Семь дней творения - Владимир Максимов
Шрифт:
Интервал:
Закладка:
Последние слова Крепса пробились к Вадиму уже сквозь полусонное забытье. И виделась ему девушка в легоньком демисезонном пальтеце зеленого цвета, плывущая по утренним снегам ему навстречу. Потом метель размыла ее облик, и голос Телегина стал бередить в нем его собственную затаенную боль: «Никого нет, ничего нет… Без креста и памяти…» И сразу вслед за этим, словно наяву, обозначился перед ним выпуклый, почти без морщин лоб старичка с венчиком белого пуха вокруг розовой макушки, ласково шелестящего у него над ухом: «Думается мне, вы неправы, Марк Францевич, в данном случае…»
Старичок отвердевал, устаивался, пока не определил себя напротив него в яви. Сидя на краешке Крепсовой кровати, он складывал певучие слова в ровную неторопливую речь:
— …Да, неправы… Спаситель не жалости к Себе у Отца просил, а любви к распинающим Его… Возненавидеть их страшился. Боялся не снести креста искупления до конца.
— Верую я, отец Георгий, верую! — Таким Вадиму Крепса еще видеть не приходилось: белый, с трясущимися губами, он судорожно цеплялся за отвороты старикова халата. — Только почему допустил Создатель одному только народу телом этого самого искупления стать? Сколько же его распинать можно? Терпим мы, терпим. Терпения у нас хватит. Любовь на исходе. Злоба Россию душит. Если выплеснется, кровь дешевле воды станет. Каким нее искуплением тогда оплачивать ее придется?

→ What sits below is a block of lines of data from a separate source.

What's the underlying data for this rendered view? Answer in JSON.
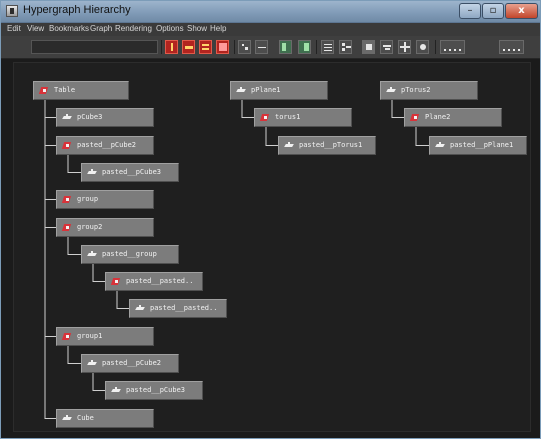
{
  "window": {
    "title": "Hypergraph Hierarchy",
    "buttons": {
      "minimize": "–",
      "maximize": "▫",
      "close": "x"
    }
  },
  "menu": [
    "Edit",
    "View",
    "Bookmarks",
    "Graph",
    "Rendering",
    "Options",
    "Show",
    "Help"
  ],
  "toolbar": {
    "name_field_value": "",
    "icons": [
      "filter-red-icon",
      "key-red-icon",
      "layers-red-icon",
      "expand-red-icon",
      "zoom-in-icon",
      "zoom-out-icon",
      "frame-all-icon",
      "frame-selected-icon",
      "align-icon",
      "hierarchy-icon",
      "render-icon",
      "toggle-icon",
      "layout-icon",
      "options-icon",
      "grid-icon",
      "dots-icon"
    ]
  },
  "graph": {
    "nodes": [
      {
        "name": "table",
        "label": "Table",
        "icon": "transform"
      },
      {
        "name": "pcube3",
        "label": "pCube3",
        "icon": "mesh"
      },
      {
        "name": "pasted-pcube2",
        "label": "pasted__pCube2",
        "icon": "transform"
      },
      {
        "name": "pasted-pcube3",
        "label": "pasted__pCube3",
        "icon": "mesh"
      },
      {
        "name": "group",
        "label": "group",
        "icon": "transform"
      },
      {
        "name": "group2",
        "label": "group2",
        "icon": "transform"
      },
      {
        "name": "pasted-group",
        "label": "pasted__group",
        "icon": "mesh"
      },
      {
        "name": "pasted-pasted-1",
        "label": "pasted__pasted..",
        "icon": "transform"
      },
      {
        "name": "pasted-pasted-2",
        "label": "pasted__pasted..",
        "icon": "mesh"
      },
      {
        "name": "group1",
        "label": "group1",
        "icon": "transform"
      },
      {
        "name": "pasted-pcube2-b",
        "label": "pasted__pCube2",
        "icon": "mesh"
      },
      {
        "name": "pasted-pcube3-b",
        "label": "pasted__pCube3",
        "icon": "mesh"
      },
      {
        "name": "cube",
        "label": "Cube",
        "icon": "mesh"
      },
      {
        "name": "pplane1",
        "label": "pPlane1",
        "icon": "mesh"
      },
      {
        "name": "torus1",
        "label": "torus1",
        "icon": "transform"
      },
      {
        "name": "pasted-ptorus1",
        "label": "pasted__pTorus1",
        "icon": "mesh"
      },
      {
        "name": "ptorus2",
        "label": "pTorus2",
        "icon": "mesh"
      },
      {
        "name": "plane2",
        "label": "Plane2",
        "icon": "transform"
      },
      {
        "name": "pasted-pplane1",
        "label": "pasted__pPlane1",
        "icon": "mesh"
      }
    ],
    "edges": [
      [
        "table",
        "pcube3"
      ],
      [
        "table",
        "pasted-pcube2"
      ],
      [
        "pasted-pcube2",
        "pasted-pcube3"
      ],
      [
        "table",
        "group"
      ],
      [
        "table",
        "group2"
      ],
      [
        "group2",
        "pasted-group"
      ],
      [
        "pasted-group",
        "pasted-pasted-1"
      ],
      [
        "pasted-pasted-1",
        "pasted-pasted-2"
      ],
      [
        "table",
        "group1"
      ],
      [
        "group1",
        "pasted-pcube2-b"
      ],
      [
        "pasted-pcube2-b",
        "pasted-pcube3-b"
      ],
      [
        "table",
        "cube"
      ],
      [
        "pplane1",
        "torus1"
      ],
      [
        "torus1",
        "pasted-ptorus1"
      ],
      [
        "ptorus2",
        "plane2"
      ],
      [
        "plane2",
        "pasted-pplane1"
      ]
    ]
  },
  "colors": {
    "node_fill": "#7c7c7c",
    "wire": "#cfcfcf",
    "graph_bg": "#1f1f1f",
    "transform_icon": "#d8333a"
  }
}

Злые беззвучные слезы закипали в его выпуклых глазах и, собираясь в уголках век, тихо стекались к подбородку. Марк не замечал их, продолжая тискать лацканы халата, накинутого на плечи старичка, пока тот не взял его руки в свои, не заговорил умиротворенно:
— Всякому народу своя доля тяжести. От нас самих зависит достойно ее снести, помочь Спасителю в строительстве Его божественном. Роптать значит, не идти, а топтаться на одном месте. У вас в руках, Марк Францевич, дело, святое, нужное, угодное Господу дело, оно и спасет вас и многих спасет. Надо только отринуть от себя страх перед мирской мерзостью и не с обстоятельств начинать, а с самих себя, со своего прямого дела…
Словно завороженный его медлительной речью, Марк стихал, светлел обликом, вновь обретал обычную для себя безмятежную ясность. И, окончательно засыпая, Вадим успел мысленно озадачиться по адресу старичка: «Его-то, одуванчика этого, за что сюда?»
VКружение в прогулочном дворе было по обыкновению неспешным и молчаливым. Вырвавшись из каменной коробки отделения, где слова служили единственным средством скрасить друг другу скуку существования, каждый старался сполна вобрать в себя свою долю тишины и одиночества.
Небольшого роста, плотный, с крепко и ладно посаженной на широкие плечи головой, Крепс вымеривал территорию двора уверенной и твердой походкой человека, который определенно знает цену каждому своему шагу и вздоху и у которого нет времени для сует и сомнений. Вадим, стараясь попасть ему в ногу, еле поспевал за ним. Снег тихонько поскрипывал под их подошвами. В безветренном морозном воздухе от окрестных деревень тянуло кисловатым дымком прелой соломы. Над головой, в отвердевших ветвях заснеженных тополей, лениво и, как бы передразнивая друг друга, покрикивали тощие галки. Мир в замкнутом кругу прогулочного двора выглядел таким надежным и предельно устойчивым, что можно было подумать, будто никакая сила извне уже не сможет его поколебать.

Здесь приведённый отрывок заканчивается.